FIG. 5 is a circuit diagram showing an equivalent circuit of the MOS sensor 45.

Signals generated by the photocarriers when the reading light 43 strikes a large number of solid-state photoelectric conversion elements 46 are stored in capacitors Ci (i = 1, 2,... N) in the solid-state photoelectric conversion elements 46. The accumulated photocarrier signals are sequentially read out (main-scanned) by sequentially opening and closing the switch unit 48 controlled by the shift register 47, whereby time-sequential image signals are obtained. This image signal is then amplified by the amplifier 49 and output from its output terminal 50.

The output analog image signal is logarithmically converted by a logarithmic amplifier as in the embodiment shown in FIG. To use the good range of the responsiveness of this log amp,
As in the case described with reference to FIG. 2, after a signal is output from the output terminal 50, a bias is added to the signal, thereby improving the reading speed.

In this embodiment, the MOS sensor 44
It is needless to say that CCD, CPD (Charge Priming Device) or the like can be used in place of the above.

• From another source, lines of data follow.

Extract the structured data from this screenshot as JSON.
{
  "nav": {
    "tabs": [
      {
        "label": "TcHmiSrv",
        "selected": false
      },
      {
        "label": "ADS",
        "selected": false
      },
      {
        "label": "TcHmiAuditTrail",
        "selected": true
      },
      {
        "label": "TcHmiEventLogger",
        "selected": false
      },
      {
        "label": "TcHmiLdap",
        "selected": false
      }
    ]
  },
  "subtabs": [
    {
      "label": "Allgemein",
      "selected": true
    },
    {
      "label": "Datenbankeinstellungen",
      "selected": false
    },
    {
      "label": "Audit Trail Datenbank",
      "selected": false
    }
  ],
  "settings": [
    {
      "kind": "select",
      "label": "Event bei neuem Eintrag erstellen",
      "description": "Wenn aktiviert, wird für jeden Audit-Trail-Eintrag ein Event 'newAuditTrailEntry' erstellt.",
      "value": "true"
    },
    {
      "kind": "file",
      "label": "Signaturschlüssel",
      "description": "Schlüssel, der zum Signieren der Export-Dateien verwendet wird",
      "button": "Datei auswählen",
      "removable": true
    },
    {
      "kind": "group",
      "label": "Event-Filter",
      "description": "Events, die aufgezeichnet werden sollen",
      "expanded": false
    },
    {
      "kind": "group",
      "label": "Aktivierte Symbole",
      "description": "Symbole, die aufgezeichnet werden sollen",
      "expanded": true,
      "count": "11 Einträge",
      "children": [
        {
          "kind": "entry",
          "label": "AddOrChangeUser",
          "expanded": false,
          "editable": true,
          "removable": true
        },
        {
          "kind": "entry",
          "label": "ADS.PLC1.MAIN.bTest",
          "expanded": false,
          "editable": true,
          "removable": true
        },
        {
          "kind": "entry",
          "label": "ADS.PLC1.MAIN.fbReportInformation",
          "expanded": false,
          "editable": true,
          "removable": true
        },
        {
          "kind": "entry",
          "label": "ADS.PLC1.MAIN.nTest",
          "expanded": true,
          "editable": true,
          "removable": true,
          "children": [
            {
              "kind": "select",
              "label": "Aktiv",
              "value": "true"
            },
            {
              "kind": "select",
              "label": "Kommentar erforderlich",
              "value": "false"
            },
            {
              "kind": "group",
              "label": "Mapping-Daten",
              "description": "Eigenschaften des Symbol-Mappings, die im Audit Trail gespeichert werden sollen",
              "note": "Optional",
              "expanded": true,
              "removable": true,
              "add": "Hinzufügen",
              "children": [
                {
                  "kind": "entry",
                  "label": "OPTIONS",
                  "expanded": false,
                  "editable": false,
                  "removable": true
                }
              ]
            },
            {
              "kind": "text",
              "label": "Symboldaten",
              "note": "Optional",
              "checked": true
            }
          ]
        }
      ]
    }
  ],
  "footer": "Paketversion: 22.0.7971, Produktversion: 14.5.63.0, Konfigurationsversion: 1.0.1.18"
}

In reading an X-ray film, it is a matter of course that reading may be performed by two-dimensionally scanning with a light beam similarly to the above-described reading of the stimulable phosphor sheet. Furthermore, in the present embodiment, the light transmitted through the X-ray film 40 is received. However, it is needless to say that the configuration can be such that the light reflected from the X-ray film 40 is received.

As described above, according to the image reading apparatus of the present invention, a photodetector that receives light representing an image obtained from a recording sheet on which the image is recorded, and an output signal of the photodetector are input. The present invention can be generally applied to an image reading apparatus having a logarithmic amplifier for performing logarithmic compression.

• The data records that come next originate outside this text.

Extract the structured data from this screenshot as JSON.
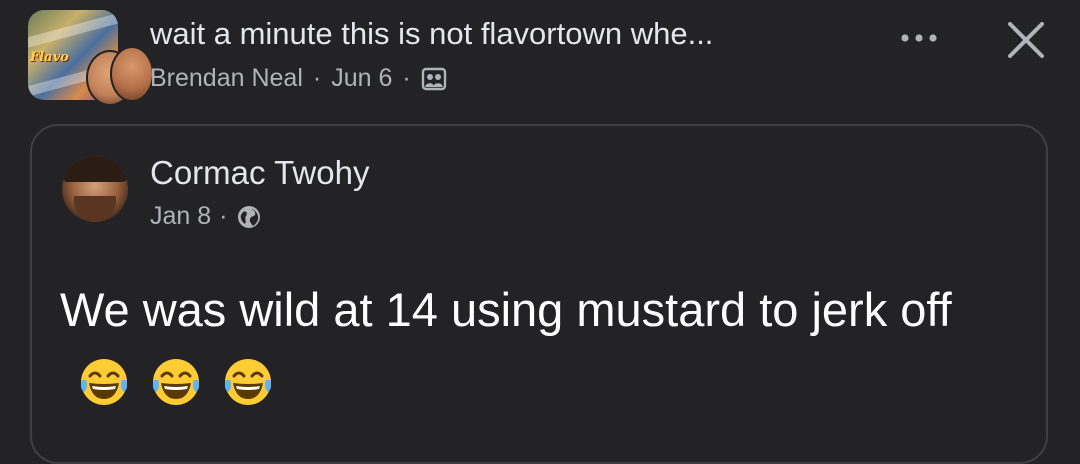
{
  "header": {
    "title": "wait a minute this is not flavortown whe...",
    "author": "Brendan Neal",
    "date": "Jun 6",
    "separator": "·",
    "group_cover_text": "Flavo",
    "more_icon": "more-horizontal-icon",
    "close_icon": "close-icon",
    "audience_icon": "members-icon"
  },
  "shared_post": {
    "author": "Cormac Twohy",
    "date": "Jan 8",
    "separator": "·",
    "privacy_icon": "globe-icon",
    "text": "We was wild at 14 using mustard to jerk off",
    "emoji": [
      "😂",
      "😂",
      "😂"
    ]
  },
  "colors": {
    "background": "#232325",
    "primary_text": "#e4e6eb",
    "secondary_text": "#b0b3b8",
    "card_border": "#3e4042",
    "emoji_yellow": "#ffcc33"
  }
}
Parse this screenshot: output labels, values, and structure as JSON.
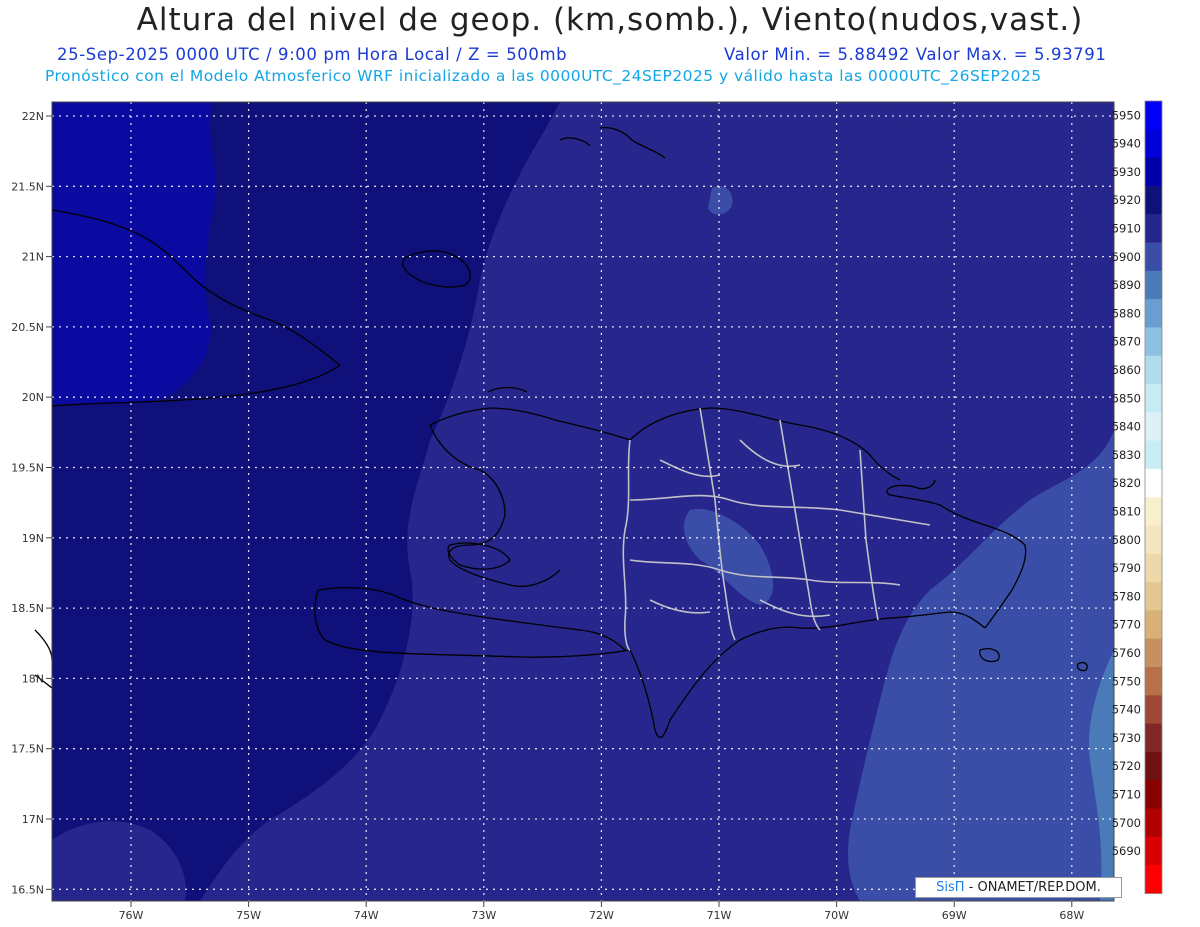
{
  "title": "Altura del nivel de geop. (km,somb.), Viento(nudos,vast.)",
  "subtitle_left": "25-Sep-2025  0000 UTC / 9:00 pm Hora Local / Z = 500mb",
  "subtitle_right": "Valor Min. = 5.88492  Valor Max. = 5.93791",
  "subtitle2": "Pronóstico con el Modelo Atmosferico WRF inicializado a las 0000UTC_24SEP2025 y válido hasta las  0000UTC_26SEP2025",
  "credit": {
    "brand": "SisΠ",
    "text": " - ONAMET/REP.DOM."
  },
  "lat_labels": [
    "22N",
    "21.5N",
    "21N",
    "20.5N",
    "20N",
    "19.5N",
    "19N",
    "18.5N",
    "18N",
    "17.5N",
    "17N",
    "16.5N"
  ],
  "lon_labels": [
    "76W",
    "75W",
    "74W",
    "73W",
    "72W",
    "71W",
    "70W",
    "69W",
    "68W"
  ],
  "colorbar": {
    "levels": [
      5950,
      5940,
      5930,
      5920,
      5910,
      5900,
      5890,
      5880,
      5870,
      5860,
      5850,
      5840,
      5830,
      5820,
      5810,
      5800,
      5790,
      5780,
      5770,
      5760,
      5750,
      5740,
      5730,
      5720,
      5710,
      5700,
      5690
    ],
    "colors": [
      "#0000f8",
      "#0000d8",
      "#0000a8",
      "#10107a",
      "#26268c",
      "#3a4ea8",
      "#4a7ab8",
      "#6a9ed0",
      "#8ec0e0",
      "#b0dcee",
      "#c8eaf4",
      "#dcf0f8",
      "#c8eef4",
      "#ffffff",
      "#f8f0cc",
      "#f4e6c0",
      "#ecd8a8",
      "#e4c894",
      "#d8b078",
      "#c89060",
      "#b87048",
      "#a04838",
      "#802828",
      "#701010",
      "#880000",
      "#b00000",
      "#d80000",
      "#ff0000"
    ]
  },
  "colors": {
    "title": "#222222",
    "sub1": "#1a3ad6",
    "sub2": "#13a6e6",
    "deep": "#10107a",
    "mid": "#26268c",
    "brand": "#1a7fe6"
  }
}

[Brief description of the drawings]

FIG. 1 is a graph showing an example of a characteristic of a logarithmic amplifier.

FIG. 2 is a perspective view showing an embodiment of the image reading apparatus of the present invention.

FIG. 3A is a diagram showing a relationship between an output signal of a photomultiplier and an output signal of a logarithmic amplifier, and FIG.
Diagram showing correction curve of logarithmic amplifier output

FIG. 4 is a perspective view of an embodiment of an X-ray image reading apparatus that reads an X-ray image recorded on an X-ray film.

FIG. 5 is a circuit diagram showing an equivalent circuit of the MOS sensor 45;

[Explanation of symbols]

 11 Storable phosphor sheet 19 Stimulated luminescence 21 Photomultiplier 25 Adder 26 Logarithmic amplifier 27 A / D converter 28 Storage means 40 X-ray film 45 MOS sensor 100 Image reading device 200 Image processing device 300 Image reproducing device

──────────────────────────────────────────────────続 き Continued on the front page (58) Field surveyed (Int. Cl. ⁶ , DB name) H04N 1/40-1/409 H04N 1/46 H04N 1/60 H04N 1/04-1/207

Claims (1)

(57) [Claims] 1. A photodetector for irradiating a stimulable phosphor sheet on which a radiation image is stored and recorded with excitation light, and receiving photostimulated light emitted by the irradiation, and an output signal of the photodetector. An image reading apparatus comprising a current input type logarithmic amplifier for inputting and logarithmically compressing, wherein a bias for converting the output signal into a signal within a desired input signal range of the logarithmic amplifier is added to the output signal. An image reading apparatus comprising: a bias applying unit; and a unit configured to remove distortion generated in the logarithmically compressed signal by the bias addition.